October 23, 2018

Jan Roten & Roten Jan Flemish Red Recipe

Hey hey, my my. The wine is gone, but not forgotten - this is the story of Jan Roten (and Roten Jan). I have put a lot of miles on this medium-toast French; it was the first barrel I ever bought and has oaked a number of wine kits. Barrel-fermented a Chardonnay to break it in, and since then it's held many reds, including a very good Pinot Noir and, most recently, a Barbera that was bottled just around the time the snow started to disappear. It's allowed a lot of gentle, slow oxygen uptake over the years and it's given a lot of tannin. Given pretty much all it can, in fact.

Now it's time to cram its stripped, grape-stained pores so full of Brettanomyces that it can never be truly clean again. Yay!  

In a decision owing no small part to figuring out what to do with a, this pack of Wyeast Roeselare just sitting around, and b, this 5 year-old Dawson's Kriek kit I keep putting off bottling, it was determined that mon Cask Ancienne should enjoy an active retirement playing host to sour ales ... because it's better to burn out than to fade away.

That can only mean one thing: a fridge-, freezer-, grain bin-, and carboy-clearing Flemish red type of deal:

Jan Roten/Roten Jan

10 gallons, all-grain.

Target OG: 1.051

Grist:

  • 8 lbs Franco-Belges pils
  • 8 lbs Munich 20 EBC
  • 1 lb English medium crystal
  • 4 oz Carafa II

  Mash: An old-school regimen from Wild Brews, with a high-temp dextrin rest (162 F) to give the Brett in the Roeselare blend plenty to nosh on:

  • 122 F for 20 min
  • 145 F for 40 min
  • 162 F for 30 min
  • 168 F for 5 min

  Boil:

  • 2 oz Palisade @ 60"

  Fermentation: Yeast never sleeps. Primary fermentation was conducted with:

  • Wyeast 1056 American Ale

  ... for a nice, neutral base beer to then sour. After 25 days in the conical, it came out with a rich golden-red color and a hefty, husky malt profile like an overstated Maerzen or an underfed bock. I experienced a momentary twinge of regret as I imagined subjecting this young, bright ale to the depredations of time, bugs, acid and wood.

But only momentary.

Splitting, souring, blending, and stuff:

Or, out of the brew, into the cask.

Half of the 10 gallon batch went into the oak barrel to party with a pack of Wyeast 3763 Roeselare and whatever flavors the ghosts of wines past can offer - this is Jan Roten. He'll stay put for 12-18 months or so, but evaluation of periodic barrel samples and the whims of the 3763 will trump any timeline I impose at this point. No carts before horses; we shall see what we shall see.

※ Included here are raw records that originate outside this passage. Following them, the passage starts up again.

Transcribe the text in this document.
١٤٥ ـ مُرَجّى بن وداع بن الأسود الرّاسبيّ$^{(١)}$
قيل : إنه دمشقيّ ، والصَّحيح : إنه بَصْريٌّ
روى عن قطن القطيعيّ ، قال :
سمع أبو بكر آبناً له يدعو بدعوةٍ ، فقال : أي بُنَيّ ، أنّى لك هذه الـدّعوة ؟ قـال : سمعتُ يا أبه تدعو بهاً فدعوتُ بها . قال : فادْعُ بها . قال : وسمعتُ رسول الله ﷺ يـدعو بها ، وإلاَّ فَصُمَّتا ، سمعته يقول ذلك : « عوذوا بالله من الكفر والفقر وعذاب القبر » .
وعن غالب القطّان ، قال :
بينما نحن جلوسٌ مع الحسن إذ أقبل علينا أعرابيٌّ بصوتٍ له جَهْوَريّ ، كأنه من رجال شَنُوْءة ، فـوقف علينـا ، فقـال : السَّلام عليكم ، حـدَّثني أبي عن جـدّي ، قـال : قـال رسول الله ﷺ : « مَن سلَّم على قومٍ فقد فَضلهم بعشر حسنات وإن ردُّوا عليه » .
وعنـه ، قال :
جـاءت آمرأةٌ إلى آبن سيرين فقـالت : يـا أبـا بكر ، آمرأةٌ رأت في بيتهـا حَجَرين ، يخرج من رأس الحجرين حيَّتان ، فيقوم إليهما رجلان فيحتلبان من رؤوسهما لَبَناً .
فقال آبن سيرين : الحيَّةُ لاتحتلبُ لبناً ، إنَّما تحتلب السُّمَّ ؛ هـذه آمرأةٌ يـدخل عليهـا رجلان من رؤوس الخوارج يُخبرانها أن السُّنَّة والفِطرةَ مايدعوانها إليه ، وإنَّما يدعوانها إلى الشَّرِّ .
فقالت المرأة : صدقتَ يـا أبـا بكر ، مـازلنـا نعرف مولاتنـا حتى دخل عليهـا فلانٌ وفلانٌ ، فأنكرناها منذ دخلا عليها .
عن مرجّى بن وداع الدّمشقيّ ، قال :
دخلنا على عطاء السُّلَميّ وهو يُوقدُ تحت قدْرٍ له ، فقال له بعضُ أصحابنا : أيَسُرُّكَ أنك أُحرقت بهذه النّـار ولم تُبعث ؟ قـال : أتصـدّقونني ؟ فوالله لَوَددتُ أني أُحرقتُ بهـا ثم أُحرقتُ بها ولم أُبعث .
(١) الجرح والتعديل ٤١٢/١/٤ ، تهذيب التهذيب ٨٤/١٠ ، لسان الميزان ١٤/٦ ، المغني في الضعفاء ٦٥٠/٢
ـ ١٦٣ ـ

The other half - Roten Jan - was blended with a well-aged, intensely sour, funky-cherry-pie-tasting kriek (brewed in April 2006); the fresh beer will temper the acidity (initially) and provide some fresh yeast to generate carbonation.

Jan-Roten-Roten-Jan-4-300x200_1_.jpg Jan-Roten-Roten-Jan-5-300x200_1_.jpg

 Never being one to pass up an opportunity to use a graduated cylinder (cheers, Mr. Langhus's 3rd period Chem), and not wishing to just randomly dump and stir a 5 1/2-year old beer, a bench trial the day before blending/bottling day told me what I needed to know: 2 parts young beer to 1 part old beer gave the most pleasing balance of clean malt sweetness, fruit-and-Brett cherry notes, and sour esophagus-scraping acid. Sugar-primed and handsomely packaged, can't wait to start drinking this one when the bottles carbonate (look for tasting notes in an upcoming episode of Brewing TV).

... and finally:

Because I believe in using all parts of the buffalo, I did not dump out the cherry solid- and lambic bacteria-ridden slurry left after racking and blending the kriek.

Jan-Roten-Roten-Jan-6-300x200_1_.jpg

No, friends, what I did instead was incorporate it in succession into two different 5-gallon batches of Caribou Slobber brown ale - punched up with Brettanomyces and amplified with souring bacteria, clearly what we have now is an Amero-Belgian table-strength Flemish sour brown - an Oud Caribruin, if you will.

Oud Caribruin #1 got two weeks in heaven with what I affectionately labeled "kriek guts" and the impact of that big bacterial bolus was felt fast. After a mere 14 days it was nicely funky and leathery with strong raisin and baking chocolate notes still remaining from the base beer ... and so it was kegged and carbed. Clink em and drink em, as they almost certainly do not say in Oudenaarde.

Oud Caribruin #2 recycled the same kriek guts with the addition of plum puree ... and there it sits. See you in 2016, baby.